Olds High School


I feel like I’ve been talking about the Albertan school system as a lot. I’ve already posted some general thoughts and then a post about St Josephs, but I learnt a lot so I’m also going to post about another school that I saw while I was there.

The town of Olds is a rural centre between Edmonton and Calgary. It is a pretty typical and pretty conservative Albertan small town. One of the staff I talked to summed it up by saying “there are a lot of cowboy hats and belt-buckles here”. These sartorial decisions clearly carry political meaning in Alberta that I’m only able to guess at.


Five or so years ago Olds had a High School building which was situated on the edge of a main highway. The building was crumbling and the school was tired. The Albertan government offered the school some money to renovate the building. The school’s governing body turned this money down and argued that they needed to use this opportunity to do something better and more exciting with education in Olds. They didn’t have a clear plan, but they did know that the way things had always been done wasn’t good enough and that they wanted better.
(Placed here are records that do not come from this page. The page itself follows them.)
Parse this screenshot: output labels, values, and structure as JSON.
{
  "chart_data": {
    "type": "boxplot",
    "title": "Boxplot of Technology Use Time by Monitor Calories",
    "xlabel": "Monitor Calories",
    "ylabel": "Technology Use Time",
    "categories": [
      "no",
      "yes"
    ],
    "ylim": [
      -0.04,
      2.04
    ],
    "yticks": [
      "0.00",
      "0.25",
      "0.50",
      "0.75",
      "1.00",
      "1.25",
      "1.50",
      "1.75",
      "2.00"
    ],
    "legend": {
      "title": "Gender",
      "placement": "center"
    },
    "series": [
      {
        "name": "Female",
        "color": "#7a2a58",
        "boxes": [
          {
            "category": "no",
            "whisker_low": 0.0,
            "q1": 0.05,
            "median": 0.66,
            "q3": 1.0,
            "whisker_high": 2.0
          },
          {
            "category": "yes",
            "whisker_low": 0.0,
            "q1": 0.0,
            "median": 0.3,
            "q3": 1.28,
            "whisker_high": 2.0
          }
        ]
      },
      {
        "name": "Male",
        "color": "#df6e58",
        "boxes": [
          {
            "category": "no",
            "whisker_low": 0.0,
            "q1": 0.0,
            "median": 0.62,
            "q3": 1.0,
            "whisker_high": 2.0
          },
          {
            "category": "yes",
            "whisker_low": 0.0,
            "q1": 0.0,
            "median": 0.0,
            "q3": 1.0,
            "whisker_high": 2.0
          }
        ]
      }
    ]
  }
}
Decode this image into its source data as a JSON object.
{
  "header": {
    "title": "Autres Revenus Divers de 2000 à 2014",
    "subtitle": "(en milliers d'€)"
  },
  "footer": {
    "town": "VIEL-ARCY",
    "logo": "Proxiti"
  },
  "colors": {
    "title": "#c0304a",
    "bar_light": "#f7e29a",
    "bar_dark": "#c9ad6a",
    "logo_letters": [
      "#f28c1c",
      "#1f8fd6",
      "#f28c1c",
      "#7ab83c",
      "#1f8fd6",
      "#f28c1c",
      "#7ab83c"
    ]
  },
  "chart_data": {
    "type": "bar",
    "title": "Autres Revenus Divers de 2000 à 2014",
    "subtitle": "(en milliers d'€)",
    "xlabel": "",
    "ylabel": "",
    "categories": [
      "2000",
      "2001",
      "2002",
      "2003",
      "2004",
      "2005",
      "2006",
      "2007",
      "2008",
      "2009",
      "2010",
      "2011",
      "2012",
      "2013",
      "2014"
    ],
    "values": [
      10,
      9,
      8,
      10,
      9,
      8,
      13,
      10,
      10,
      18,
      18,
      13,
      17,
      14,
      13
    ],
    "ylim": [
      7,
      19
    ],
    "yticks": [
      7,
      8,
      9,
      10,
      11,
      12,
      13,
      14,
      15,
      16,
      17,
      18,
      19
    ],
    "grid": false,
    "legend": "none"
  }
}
So Olds High School began a process of reinventing itself from the ground up. Staff went out and saw others schools, they had meetings and, with some leadership from the school principal, gradually formed a new vision of what the school would be. What is more, despite the conservative nature of the town, they formed a pretty radical vision. It would be built alongside the towns college to help foster  a post-secondary atmosphere and to offer access to a greater range of vocational options. It would be organised around four houses (in the Harry Potter tradition) each with their own physical space (a quad) which would help to foster school spirit and a learning community. It would have different kinds of spaces from a traditional high school picking up element both from home to help students feel comfortable in the space and from post-secondary institutions to encourage freedom and maturity. Finally it would offer a self-directed learning programme (one of the quads) in which the pedagogy would be non-traditional and student driven. This self-directed programme is the heart of the schools pedagogy, and while the school believe that it isn’t right for everyone, it does inform the way teaching happens across the school. The Principal told me that he didn’t want teachers sitting students in rows and teaching them in the traditional way.
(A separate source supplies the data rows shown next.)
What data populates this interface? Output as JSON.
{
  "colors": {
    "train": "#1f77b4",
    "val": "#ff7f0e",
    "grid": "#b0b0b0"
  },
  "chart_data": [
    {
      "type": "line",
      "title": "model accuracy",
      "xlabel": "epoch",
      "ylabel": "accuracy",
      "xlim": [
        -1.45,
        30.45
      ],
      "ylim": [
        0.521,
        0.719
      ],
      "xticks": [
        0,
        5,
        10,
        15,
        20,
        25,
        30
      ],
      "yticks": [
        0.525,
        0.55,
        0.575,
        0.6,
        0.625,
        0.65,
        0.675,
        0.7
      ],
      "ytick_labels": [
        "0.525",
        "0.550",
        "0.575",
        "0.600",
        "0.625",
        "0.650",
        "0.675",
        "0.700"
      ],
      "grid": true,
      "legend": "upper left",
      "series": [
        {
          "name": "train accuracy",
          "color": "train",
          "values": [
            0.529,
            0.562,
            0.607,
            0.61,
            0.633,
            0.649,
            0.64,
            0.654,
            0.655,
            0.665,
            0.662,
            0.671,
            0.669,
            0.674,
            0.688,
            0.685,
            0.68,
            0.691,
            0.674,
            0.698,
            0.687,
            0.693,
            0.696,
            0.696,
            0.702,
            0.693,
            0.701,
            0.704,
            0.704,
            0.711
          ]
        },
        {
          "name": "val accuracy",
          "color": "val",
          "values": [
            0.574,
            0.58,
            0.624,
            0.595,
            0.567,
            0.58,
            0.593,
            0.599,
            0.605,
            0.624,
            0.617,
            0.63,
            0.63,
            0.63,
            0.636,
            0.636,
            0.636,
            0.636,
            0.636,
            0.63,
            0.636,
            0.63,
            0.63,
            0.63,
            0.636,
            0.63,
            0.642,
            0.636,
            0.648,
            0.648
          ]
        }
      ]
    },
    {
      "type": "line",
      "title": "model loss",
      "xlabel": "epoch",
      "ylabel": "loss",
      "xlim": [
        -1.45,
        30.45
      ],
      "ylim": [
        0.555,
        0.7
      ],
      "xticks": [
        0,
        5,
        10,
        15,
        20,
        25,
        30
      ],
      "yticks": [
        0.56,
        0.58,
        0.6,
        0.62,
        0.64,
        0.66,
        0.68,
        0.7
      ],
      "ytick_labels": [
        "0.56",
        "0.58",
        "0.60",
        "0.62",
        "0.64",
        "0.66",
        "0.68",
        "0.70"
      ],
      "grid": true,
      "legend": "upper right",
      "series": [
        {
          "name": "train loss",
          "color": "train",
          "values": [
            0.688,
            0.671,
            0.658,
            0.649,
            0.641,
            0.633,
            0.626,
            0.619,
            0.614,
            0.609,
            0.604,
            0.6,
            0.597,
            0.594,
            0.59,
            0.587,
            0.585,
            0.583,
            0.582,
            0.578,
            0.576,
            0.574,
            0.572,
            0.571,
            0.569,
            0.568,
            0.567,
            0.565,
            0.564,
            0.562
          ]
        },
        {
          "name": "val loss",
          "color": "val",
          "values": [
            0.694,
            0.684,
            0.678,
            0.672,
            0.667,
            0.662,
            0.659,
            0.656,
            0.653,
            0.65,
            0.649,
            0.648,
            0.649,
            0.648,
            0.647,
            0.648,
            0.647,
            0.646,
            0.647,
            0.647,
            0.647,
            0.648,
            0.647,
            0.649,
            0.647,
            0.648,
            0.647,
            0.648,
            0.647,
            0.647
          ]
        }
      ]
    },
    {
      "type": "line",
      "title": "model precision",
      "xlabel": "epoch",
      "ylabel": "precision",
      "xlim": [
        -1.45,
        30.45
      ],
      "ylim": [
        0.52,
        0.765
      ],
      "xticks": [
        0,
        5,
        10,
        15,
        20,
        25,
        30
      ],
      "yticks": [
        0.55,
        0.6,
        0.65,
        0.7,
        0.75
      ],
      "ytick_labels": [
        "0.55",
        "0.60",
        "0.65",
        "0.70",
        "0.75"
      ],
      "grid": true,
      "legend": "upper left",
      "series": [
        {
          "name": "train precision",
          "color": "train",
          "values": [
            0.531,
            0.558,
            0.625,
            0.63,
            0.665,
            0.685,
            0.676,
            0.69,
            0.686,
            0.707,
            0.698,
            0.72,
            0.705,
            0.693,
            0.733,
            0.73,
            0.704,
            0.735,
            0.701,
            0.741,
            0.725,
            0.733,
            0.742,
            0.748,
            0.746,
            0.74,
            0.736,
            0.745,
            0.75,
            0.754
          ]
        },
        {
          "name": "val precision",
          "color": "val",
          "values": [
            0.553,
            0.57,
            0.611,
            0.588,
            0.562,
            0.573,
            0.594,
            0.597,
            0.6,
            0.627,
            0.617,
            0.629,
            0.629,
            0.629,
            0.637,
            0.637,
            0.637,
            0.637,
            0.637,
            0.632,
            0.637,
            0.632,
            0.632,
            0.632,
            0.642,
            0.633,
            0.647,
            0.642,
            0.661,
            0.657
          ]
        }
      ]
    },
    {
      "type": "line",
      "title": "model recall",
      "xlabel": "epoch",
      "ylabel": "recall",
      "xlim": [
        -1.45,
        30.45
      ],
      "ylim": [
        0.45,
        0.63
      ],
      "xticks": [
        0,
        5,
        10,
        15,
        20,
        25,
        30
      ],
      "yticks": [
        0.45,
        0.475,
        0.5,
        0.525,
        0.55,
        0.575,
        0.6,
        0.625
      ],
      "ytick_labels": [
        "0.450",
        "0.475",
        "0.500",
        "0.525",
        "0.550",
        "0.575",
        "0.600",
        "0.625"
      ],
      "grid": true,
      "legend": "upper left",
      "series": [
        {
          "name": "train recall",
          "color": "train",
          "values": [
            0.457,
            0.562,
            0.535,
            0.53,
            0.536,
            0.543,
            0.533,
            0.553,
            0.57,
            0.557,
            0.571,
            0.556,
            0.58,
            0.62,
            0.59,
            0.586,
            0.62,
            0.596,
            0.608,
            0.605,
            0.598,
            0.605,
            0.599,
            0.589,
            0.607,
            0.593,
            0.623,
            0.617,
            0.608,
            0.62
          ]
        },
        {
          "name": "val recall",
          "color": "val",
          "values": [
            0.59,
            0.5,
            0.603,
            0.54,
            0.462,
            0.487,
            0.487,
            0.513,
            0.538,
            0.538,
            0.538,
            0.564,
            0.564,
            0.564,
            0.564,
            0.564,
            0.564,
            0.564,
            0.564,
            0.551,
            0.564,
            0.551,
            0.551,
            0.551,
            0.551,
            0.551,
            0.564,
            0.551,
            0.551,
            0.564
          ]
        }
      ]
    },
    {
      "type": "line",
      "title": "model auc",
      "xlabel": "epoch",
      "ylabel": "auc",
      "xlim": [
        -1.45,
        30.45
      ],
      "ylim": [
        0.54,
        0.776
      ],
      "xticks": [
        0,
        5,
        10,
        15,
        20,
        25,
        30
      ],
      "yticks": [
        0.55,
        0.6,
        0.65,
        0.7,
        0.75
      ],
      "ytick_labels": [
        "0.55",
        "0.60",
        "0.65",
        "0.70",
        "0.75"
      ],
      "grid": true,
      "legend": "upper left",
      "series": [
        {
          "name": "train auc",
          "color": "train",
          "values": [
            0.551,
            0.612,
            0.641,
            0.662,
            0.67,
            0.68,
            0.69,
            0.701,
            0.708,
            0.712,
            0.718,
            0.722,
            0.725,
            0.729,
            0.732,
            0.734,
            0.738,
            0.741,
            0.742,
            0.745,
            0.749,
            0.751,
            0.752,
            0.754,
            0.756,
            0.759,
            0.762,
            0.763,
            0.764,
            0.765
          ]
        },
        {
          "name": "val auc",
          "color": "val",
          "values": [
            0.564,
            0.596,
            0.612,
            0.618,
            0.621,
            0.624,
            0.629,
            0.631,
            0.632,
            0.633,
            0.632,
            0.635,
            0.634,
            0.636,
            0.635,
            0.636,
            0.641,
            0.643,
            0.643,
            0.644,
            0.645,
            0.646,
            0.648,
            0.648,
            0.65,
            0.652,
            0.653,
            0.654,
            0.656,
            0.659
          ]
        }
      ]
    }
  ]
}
The school is a pretty impressive place in both physical and pedagogic terms. The whole space feels like an environment for learning and students feel like willing participants rather than caged animals (as they do in some schools I’ve visited elsewhere). The physical design de-institutionalises the place and makes it more like somewhere that the students want to own and want to be. Having said that, the school also police behaviour pretty tightly to ensure that minor infractions and anti-social behaviours aren’t allowed to set a negative tone and allow freedom to be transformed into chaos.

This kinds of environment provides an ideal space for undertaking careers work. The level of student engagement, the availability of vocational options, the philosophy of self-directed learning, the space in the curriculum, all combine with an excellent guidance counsellor/careers teacher in Louan Statchuk to enable the creation of a really powerful programme of career interventions. Louan has built a structured programme of interventions that engage with students in every year that they are in the school. It includes the use of assessment tools like Career Cruising, LMI through ALIS, the building of portfolios describing interests and aspirations, simulations with the Real Game, group and one-to-one interventions, a taught accredited course, work experience and parental involvement. In other words it is a pretty comprehensive “how to” of high school careers work.
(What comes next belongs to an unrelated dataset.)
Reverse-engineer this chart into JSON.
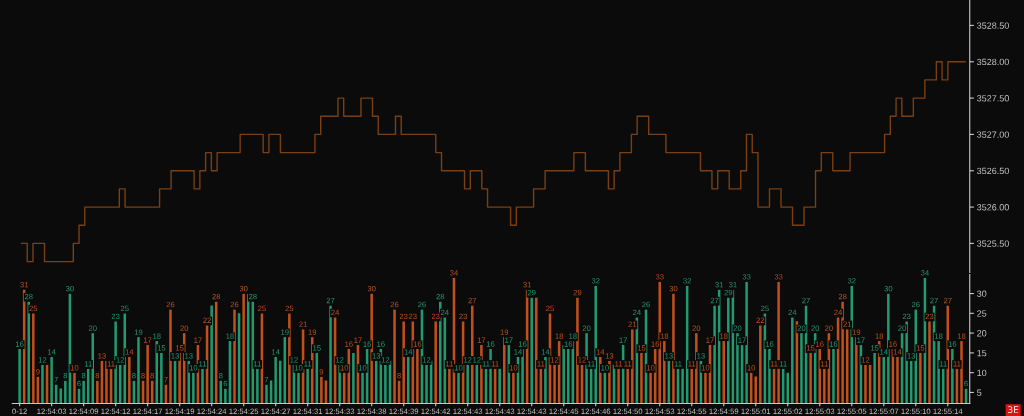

What has stood out for me in some of the schools that I’ve visited in Canada is the strong connection that exists between the overall pedagogic environment and the success of the careers education. Careers education seems difficult to do in an isolated way. With other subjects you can shut the doors and create a little island of wonder in your teaching of literature or science or whatever. However, careers is all about opening the doors and making the links with the rest of the world, in schools where this kind of integrative learning experience is possible there is lots of room for careers work to be done well. Olds High School is a shining example of this kind of approach.